EU Referendum


Brexit: the power of prestige


30/08/2016




If I tried really hard, I could be pretty insulted by this. Gerard Lyons, one of the subscribers on the John Mills list, picks up on Peter Lilley's comments on my Monographs, calling Lilley's input an "excellent critique" of the so-called Norway option. 

In this critique, sent to the entire Mills list, Mr Lilley writes, "I have great respect for Richard North. He does original research. It is thorough and well documented. On a range of issues he has been right and the conventional wisdom wrong. Moreover, he is not a closet Remainer trying to inveigle the UK back into the EU by the back door. So I am reluctant to take issue with him".

But four short paragraphs later, Lilley writes that he thinks: "the idea of exiting the EU via a period in the EEA is a mistake. The EEA was devised for countries whose governments wanted to join the EU but whose people were reluctant. It is an ante-room, not a departure lounge". That's it. That is the complete version of Lilley's "excellent critique" – three sentences.

Yet, apart from anything else, Lilley's claim that "the EEA was devised for countries whose governments wanted to join the EU but whose people were reluctant" is false. The history clearly says otherwise. Lilley is indulging in unfounded rhetoric. The EEA was originally constructed as an alternative to the EU.

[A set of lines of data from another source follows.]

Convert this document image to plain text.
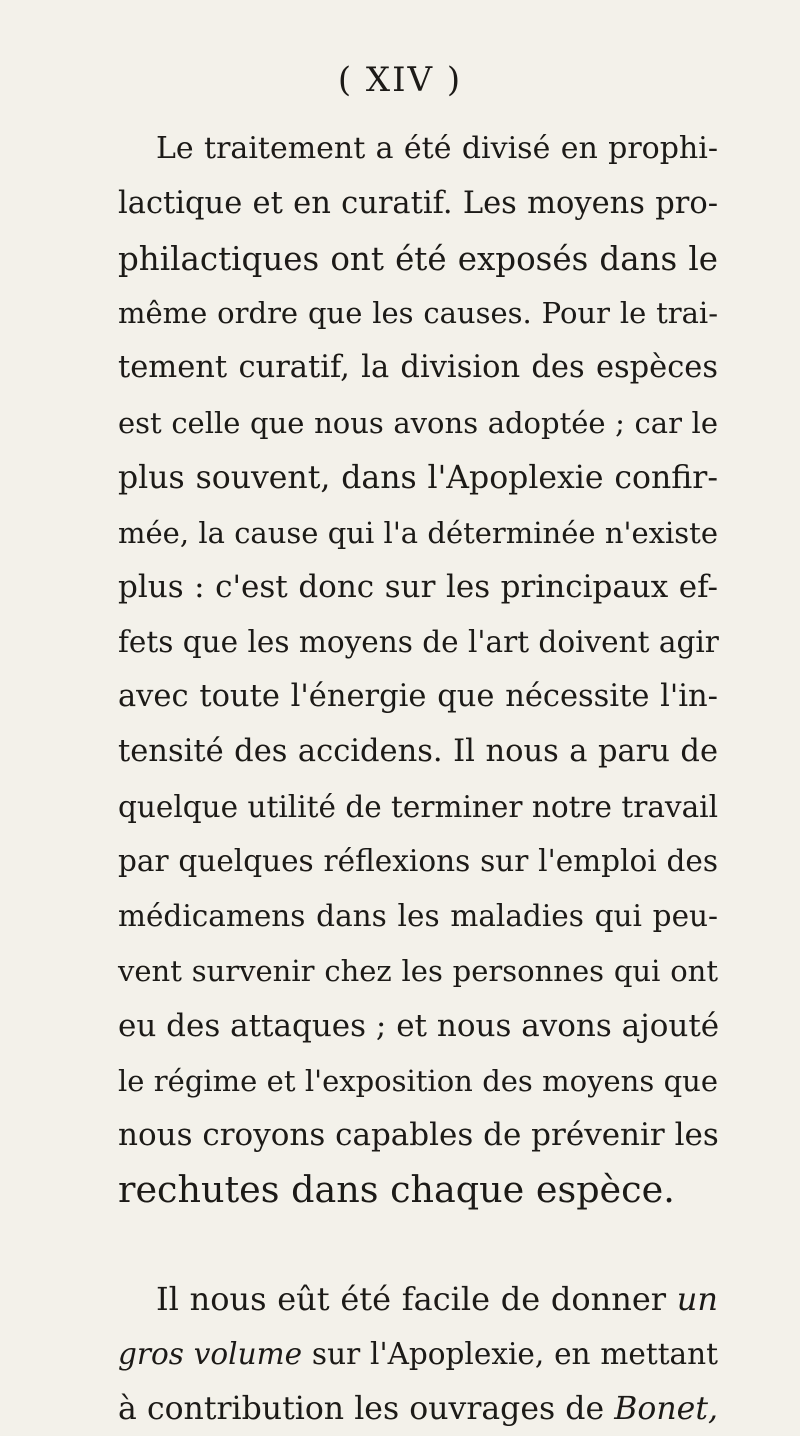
( XIV )
Le traitement a été divisé en prophi-
lactique et en curatif. Les moyens pro-
philactiques ont été exposés dans le
même ordre que les causes. Pour le trai-
tement curatif, la division des espèces
est celle que nous avons adoptée ; car le
plus souvent, dans l'Apoplexie confir-
mée, la cause qui l'a déterminée n'existe
plus : c'est donc sur les principaux ef-
fets que les moyens de l'art doivent agir
avec toute l'énergie que nécessite l'in-
tensité des accidens. Il nous a paru de
quelque utilité de terminer notre travail
par quelques réflexions sur l'emploi des
médicamens dans les maladies qui peu-
vent survenir chez les personnes qui ont
eu des attaques ; et nous avons ajouté
le régime et l'exposition des moyens que
nous croyons capables de prévenir les
rechutes dans chaque espèce.
Il nous eût été facile de donner un
gros volume sur l'Apoplexie, en mettant
à contribution les ouvrages de Bonet,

This is the man, incidentally, who writes, "when politicians debate issues of which they have no experience they seize on any plausible argument which supports their case", then to parade his own ignorance.

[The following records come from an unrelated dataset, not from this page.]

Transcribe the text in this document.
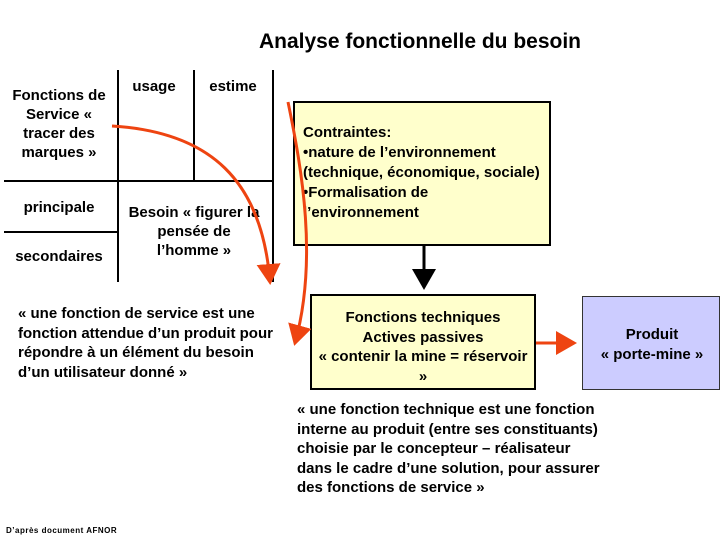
Analyse fonctionnelle du besoin
Fonctions de Service « tracer des marques »
usage	estime
principale
secondaires
Besoin « figurer la pensée de l’homme »
Contraintes:
•nature de l’environnement (technique, économique, sociale)
•Formalisation de l’environnement
« une fonction de service est une fonction attendue d’un produit pour répondre à un élément du besoin d’un utilisateur donné »
Fonctions techniques
Actives passives
« contenir la mine = réservoir »
Produit
« porte-mine »
« une fonction technique est une fonction interne au produit (entre ses constituants) choisie par le concepteur – réalisateur dans le cadre d’une solution, pour assurer des fonctions de service »
D’après document AFNOR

Of course, it is entirely the case that some players have seen the EEA as a halfway house - but that is rather in the past. Switzerland, a potential EU member, didn't join the EEA. Norway and Iceland have formally withdrawn their applications. As a halfway house for those on their way in, the EEA has been a dismal failure.

But, by any logic, if the EEA can be a staging post for potential entrants, it can also be a home for countries like the UK on the way out. For that purpose, it is neither an ante-room nor a departure lounge. The analogy is inappropriate. The EEA is a multilateral treaty which affords Efta members participation in the EU's Single Market, without them having to be in the EU.

So, Lilley's "excellent critique" amounts to a personal opinion, based on a flawed appreciation of the EEA's history, and an inappropriate "ante-room" analogy. But these three sentences have more power and authority than anything I could ever produce.

Lyons claims to have read the Monographs (and an earlier version of Flexcit), but there is no equality of arms in his "bubble". The prejudice of a single "gatekeeper" carries far more more weight than the considered work of an expert researcher.

He thus prefers three ill-judged sentences to eight Monographs - thousands of words of careful analysis, supported by hundreds of references and a huge amount of evidence. So armed, Lyons is able to ignore the dangers of the WTO Option and dismiss trade barriers as if they did not exist. He does not need mere evidence when, like most of the Mills list, he can rely on his "gatekeeper", Peter Lilley, to tell him what to think.

In such matters, prestige trumps all. My original, "thorough and well documented" research is of no value compared with three sentences from the prestigious insider, Peter Lilley.

Having so easily dispensed with the tiresome detail, Lyons believes: "we should proceed based on leaving and trading under the World Trade Organisation (WTO)". The UK, says Lyons, "is already a member of the WTO and it is there to facilitate trade, not stop it. Outside the EU, we can trade freely under WTO rules and reduce import tariffs".

This is not ignorance speaking. It is blind arrogance - the arrogance of the bubble. It is a blunt refusal to entertain intelligent research in preference to the diktats of prestige, playing to the home crowd. The exchange with Mills has been a complete waste of time. My input has had not the slightest effect. 

As I remarked earlier such people are unreachable. We cannot communicate with them. They are a lost cause.